Thor is, by any definition a community-oriented reporter committed to giving a voice to residents throughout the Greater Lynn area. His early mentors in the business impressed upon him the importance of stepping aside as a writer and letting the people on whom he reported tell their story. He consistently applies those words of wisdom as he works to craft stories around people who are passionate about their community and the issues each faces.
Thor has not told one person’s story once and then moved on to the next headline or topical issue. He has written about the people who built Lynn, like the Migliaccio family’s three generations, from the immigrant who built a new life in Lynn to the sons who committed their teen years and 20s to carrying on a family legacy through their local florist business.
When he told the story of a Guatemalan congregation rebuilding a giant brick church in Lynn’s center, it was only after telling the stories of Jewish Americans who made the church a temple and brought it to its most glorious heights.
In decades spent reporting on Lynn and surrounding communities, Thor told the story of Lynn’s residents, knitting together tales of struggle and promise. He has repeatedly written about local veterans, like the woman whose face was the last one American soldiers saw before they died on a remote Pacific island. When a national veterans’ organization marked a milestone, Thor made sure the accomplishment could be seen by Item readers on the face of a local Afghan war veteran.

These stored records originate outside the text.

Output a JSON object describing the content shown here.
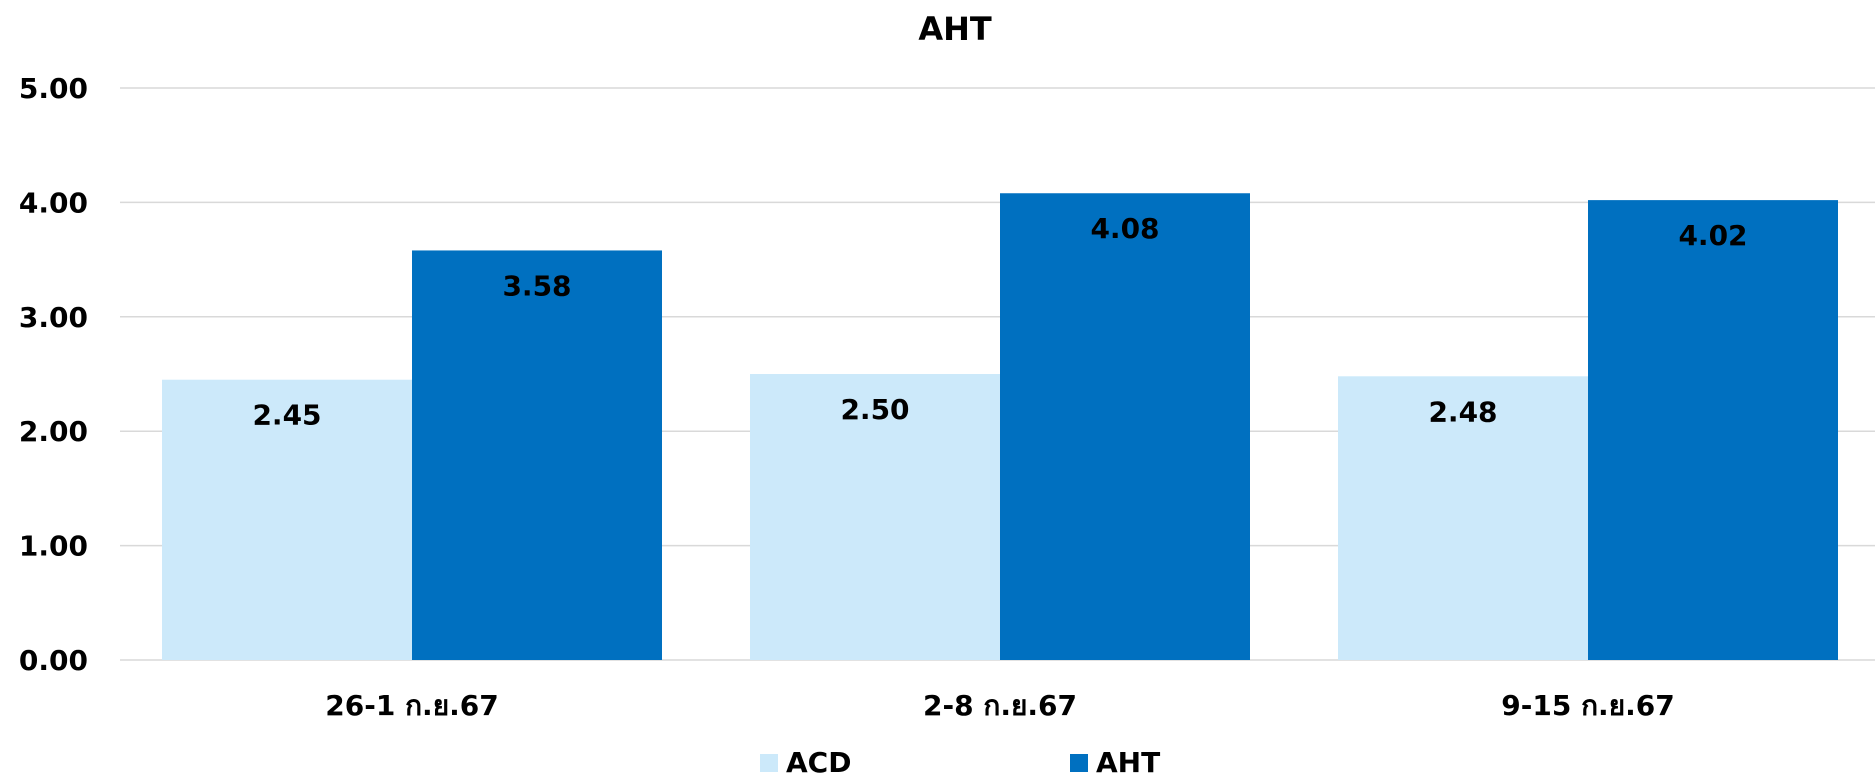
{
  "chart_data": {
    "type": "bar",
    "title": "AHT",
    "categories": [
      "26-1 ก.ย.67",
      "2-8 ก.ย.67",
      "9-15 ก.ย.67"
    ],
    "series": [
      {
        "name": "ACD",
        "values": [
          2.45,
          2.5,
          2.48
        ],
        "color": "#CCE9FA"
      },
      {
        "name": "AHT",
        "values": [
          3.58,
          4.08,
          4.02
        ],
        "color": "#0070C0"
      }
    ],
    "ylim": [
      0,
      5
    ],
    "yticks": [
      "0.00",
      "1.00",
      "2.00",
      "3.00",
      "4.00",
      "5.00"
    ],
    "grid": true,
    "legend_position": "bottom",
    "data_labels": true
  }
}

He told the story 20 years ago of a Lynn woman who turned terror at the hands of an abuser into founding an organization providing safe haven to abused women. In 2003, Portal to Hope and the Massachusetts Legislature honored Thor’s commitment to domestic violence prevention reporting.

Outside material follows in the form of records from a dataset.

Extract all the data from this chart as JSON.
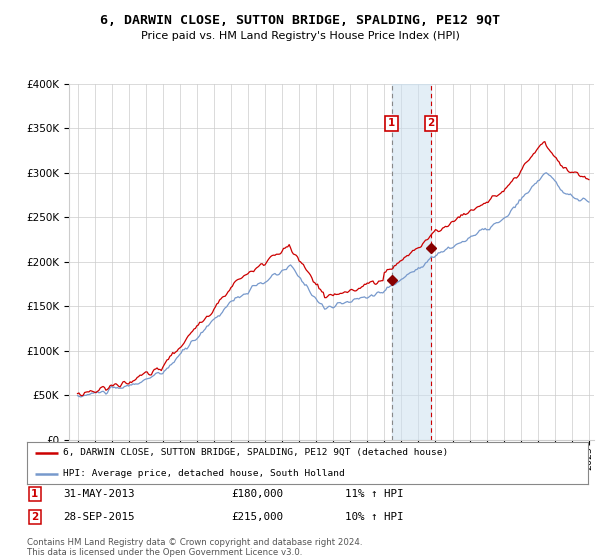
{
  "title": "6, DARWIN CLOSE, SUTTON BRIDGE, SPALDING, PE12 9QT",
  "subtitle": "Price paid vs. HM Land Registry's House Price Index (HPI)",
  "legend_line1": "6, DARWIN CLOSE, SUTTON BRIDGE, SPALDING, PE12 9QT (detached house)",
  "legend_line2": "HPI: Average price, detached house, South Holland",
  "transaction1_date": "31-MAY-2013",
  "transaction1_price": 180000,
  "transaction1_hpi": "11% ↑ HPI",
  "transaction2_date": "28-SEP-2015",
  "transaction2_price": 215000,
  "transaction2_hpi": "10% ↑ HPI",
  "footer": "Contains HM Land Registry data © Crown copyright and database right 2024.\nThis data is licensed under the Open Government Licence v3.0.",
  "red_color": "#cc0000",
  "blue_color": "#7799cc",
  "background_color": "#ffffff",
  "grid_color": "#cccccc",
  "start_year": 1995,
  "end_year": 2025,
  "ylim_min": 0,
  "ylim_max": 400000,
  "yticks": [
    0,
    50000,
    100000,
    150000,
    200000,
    250000,
    300000,
    350000,
    400000
  ],
  "transaction1_year": 2013.42,
  "transaction2_year": 2015.75
}
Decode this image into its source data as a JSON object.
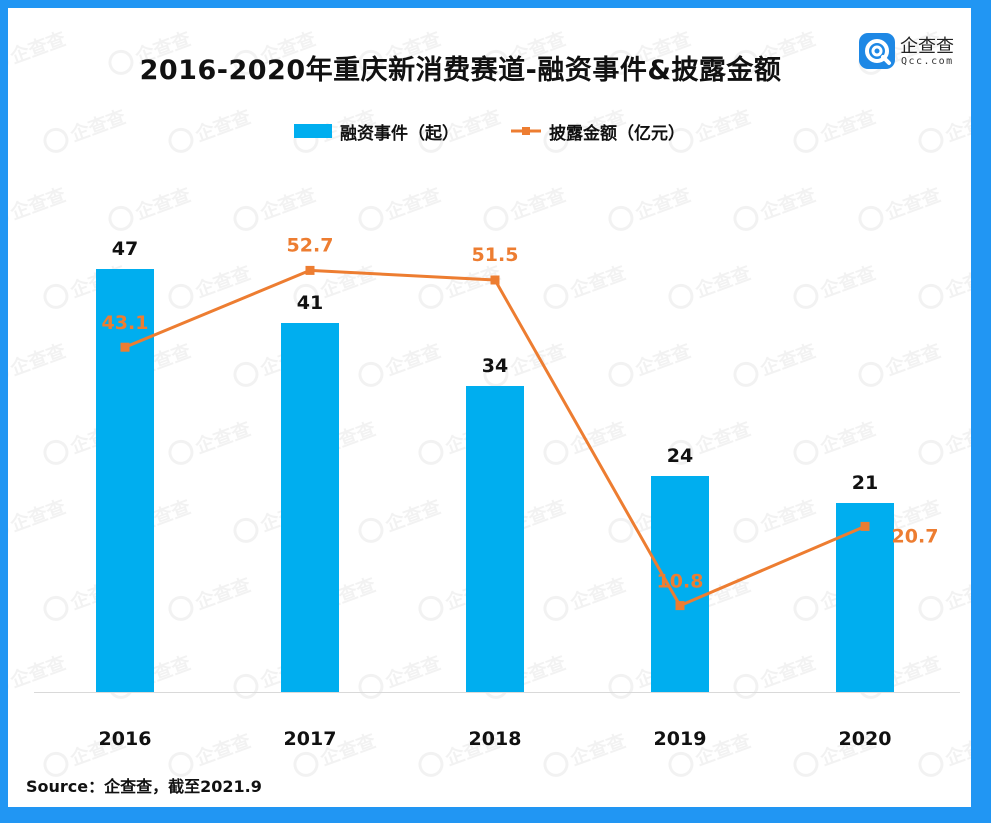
{
  "title": "2016-2020年重庆新消费赛道-融资事件&披露金额",
  "logo": {
    "name": "企查查",
    "domain": "Qcc.com"
  },
  "legend": {
    "bar_label": "融资事件（起）",
    "line_label": "披露金额（亿元）"
  },
  "source": "Source：企查查，截至2021.9",
  "watermark_text": "企查查",
  "colors": {
    "bar": "#00AEEF",
    "line": "#ED7D31",
    "border": "#2196F3"
  },
  "chart_data": {
    "type": "bar",
    "categories": [
      "2016",
      "2017",
      "2018",
      "2019",
      "2020"
    ],
    "series": [
      {
        "name": "融资事件（起）",
        "type": "bar",
        "values": [
          47,
          41,
          34,
          24,
          21
        ]
      },
      {
        "name": "披露金额（亿元）",
        "type": "line",
        "values": [
          43.1,
          52.7,
          51.5,
          10.8,
          20.7
        ]
      }
    ],
    "title": "2016-2020年重庆新消费赛道-融资事件&披露金额",
    "xlabel": "",
    "ylabel": "",
    "grid": false,
    "legend_position": "top"
  }
}
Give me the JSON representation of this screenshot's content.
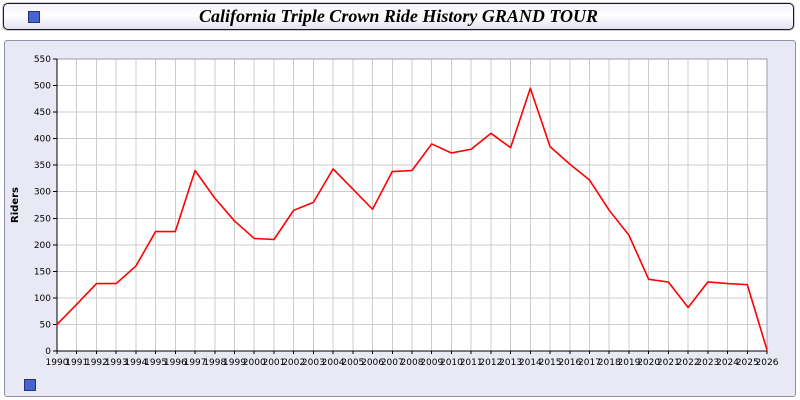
{
  "title": "California Triple Crown Ride History GRAND TOUR",
  "decorations": {
    "corner_square_color": "#4466cc"
  },
  "chart_data": {
    "type": "line",
    "title": "California Triple Crown Ride History GRAND TOUR",
    "x": [
      1990,
      1991,
      1992,
      1993,
      1994,
      1995,
      1996,
      1997,
      1998,
      1999,
      2000,
      2001,
      2002,
      2003,
      2004,
      2005,
      2006,
      2007,
      2008,
      2009,
      2010,
      2011,
      2012,
      2013,
      2014,
      2015,
      2016,
      2017,
      2018,
      2019,
      2020,
      2021,
      2022,
      2023,
      2024,
      2025,
      2026
    ],
    "series": [
      {
        "name": "Riders",
        "color": "#ff0000",
        "values": [
          50,
          88,
          127,
          127,
          160,
          225,
          225,
          340,
          288,
          245,
          212,
          210,
          265,
          280,
          343,
          305,
          267,
          338,
          340,
          390,
          373,
          380,
          410,
          383,
          495,
          385,
          352,
          322,
          265,
          218,
          135,
          130,
          82,
          130,
          127,
          125,
          2
        ]
      }
    ],
    "xlabel": "",
    "ylabel": "Riders",
    "ylim": [
      0,
      550
    ],
    "ytick_step": 50,
    "grid": true,
    "grid_color": "#cccccc",
    "plot_bg": "#ffffff",
    "panel_bg": "#e9e9f5",
    "axis_color": "#000000",
    "tick_label_color": "#000000",
    "legend": "none"
  }
}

In 2010 when domestic violence claimed a couple’s life, he told their story through a tragic account of how the local court system missed the warning signs of abuse.

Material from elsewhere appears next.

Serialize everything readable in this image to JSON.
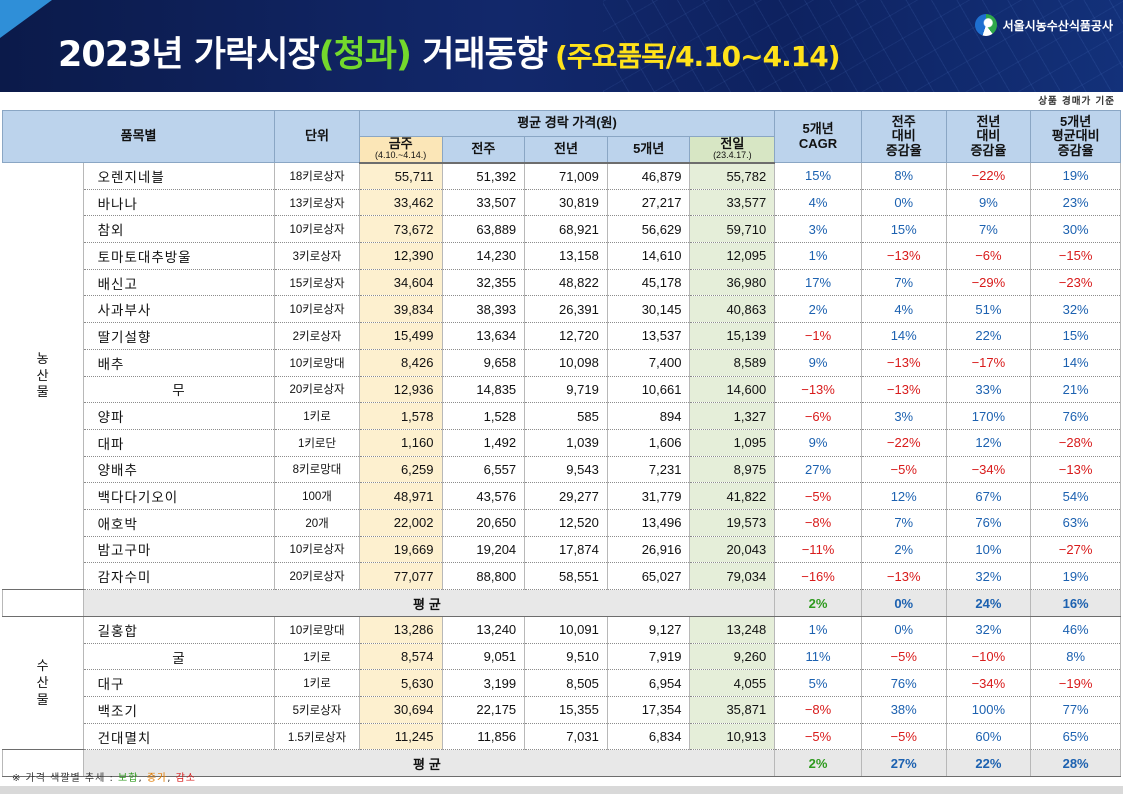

No school child’s achievement, no senior’s hobby, no disenfranchised resident’s struggle is too pedestrian for Thor to report on, stitching the story into the tapestry of life in the city he lives and works in. Thor doesn’t just report on the community, he is an active part of the community.
Some of his greatest rewards of the job come from gratitude expressed by subjects of the more difficult stories for his fair and accurate reporting. And sometimes, he says, “thank you” from a parent, or from the subject of one of his human-interest stories, goes a long way.
These are just a few examples of many throughout Thor’s three decade-long career that demonstrate his reporting experience, the commitment he has made to community journalism, and his body of work which makes him a most worthy recipient of the Bob Wallack Community Journalism Award.